For now, Epsada and Monserrate are not calling themselves Republicans. The two say they will form their own caucus of “reform Democrats” and will probably side with state Republicans in Senate votes. While the two shifted parties ostensibly because of Espada has termed a “quagmire” and “chaos” in the Senate since the Democrats took over, the immediate ramifications are unclear. For now, it appears as though Gov. David Paterson’s gay marriage proposal is DOA.
What, though, of the MTA bailout? In a few weeks, the Democrat-approved payroll tax will go into effect, and it has so far proven to be wildly unpopular with areas outside of the five boroughs. The Metro-North corridors and LIRR counties are not too happy about another tax for the NYC-focused MTA.

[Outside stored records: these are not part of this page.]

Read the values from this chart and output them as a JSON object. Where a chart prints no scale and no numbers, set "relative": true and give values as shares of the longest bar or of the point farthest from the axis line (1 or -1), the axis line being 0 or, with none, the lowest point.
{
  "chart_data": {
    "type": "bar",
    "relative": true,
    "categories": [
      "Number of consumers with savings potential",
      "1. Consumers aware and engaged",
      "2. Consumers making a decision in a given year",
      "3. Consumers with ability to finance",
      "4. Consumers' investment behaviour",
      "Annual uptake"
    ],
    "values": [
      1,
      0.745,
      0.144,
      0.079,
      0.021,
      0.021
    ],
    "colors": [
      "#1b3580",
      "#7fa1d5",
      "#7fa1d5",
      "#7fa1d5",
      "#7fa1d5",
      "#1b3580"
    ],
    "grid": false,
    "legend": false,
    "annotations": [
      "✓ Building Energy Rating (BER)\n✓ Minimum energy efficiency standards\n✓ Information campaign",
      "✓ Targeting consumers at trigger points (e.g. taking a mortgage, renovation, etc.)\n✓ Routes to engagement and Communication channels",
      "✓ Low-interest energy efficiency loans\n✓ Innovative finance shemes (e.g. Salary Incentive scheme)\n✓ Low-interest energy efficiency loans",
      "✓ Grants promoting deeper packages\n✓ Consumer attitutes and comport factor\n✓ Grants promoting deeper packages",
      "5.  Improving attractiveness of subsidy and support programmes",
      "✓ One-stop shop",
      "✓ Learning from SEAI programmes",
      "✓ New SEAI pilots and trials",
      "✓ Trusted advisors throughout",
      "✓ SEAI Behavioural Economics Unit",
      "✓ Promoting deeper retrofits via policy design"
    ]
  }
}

As the bailout talks went on in the Senate, Skelos repeatedly expressed his displeasure at being left out, and while Paterson tried to reach across the aisle once or twice, the plan that passed did so with the support of the 32 Democrats. Right now, though, I can’t imagine the Republicans doing anything to upset the current rescue plan. Doing so would send the MTA into a stunning bit of turmoil ten days after the drop-dead date for the original Doomsday budget.
The future though is murky for the beleaguered transit agency. The G.O.P leadership will put more pressure on the MTA to undergo heavy internal belt-tightening, and the financial future of the next five-year capital plan remains cloudy. I’ll try to round up more views on the MTA’s future in light of the shifting political winds, but with a leadership structure in flux and the onset of political turmoil in Albany, I am not optimistic.
Update 5:30 p.m.: In a statement released this afternoon, Dean Skelos pointed to the MTA rescue plan as one of the problematic actions of the Democratic majority. That is not a good sign for the MTA and its backers.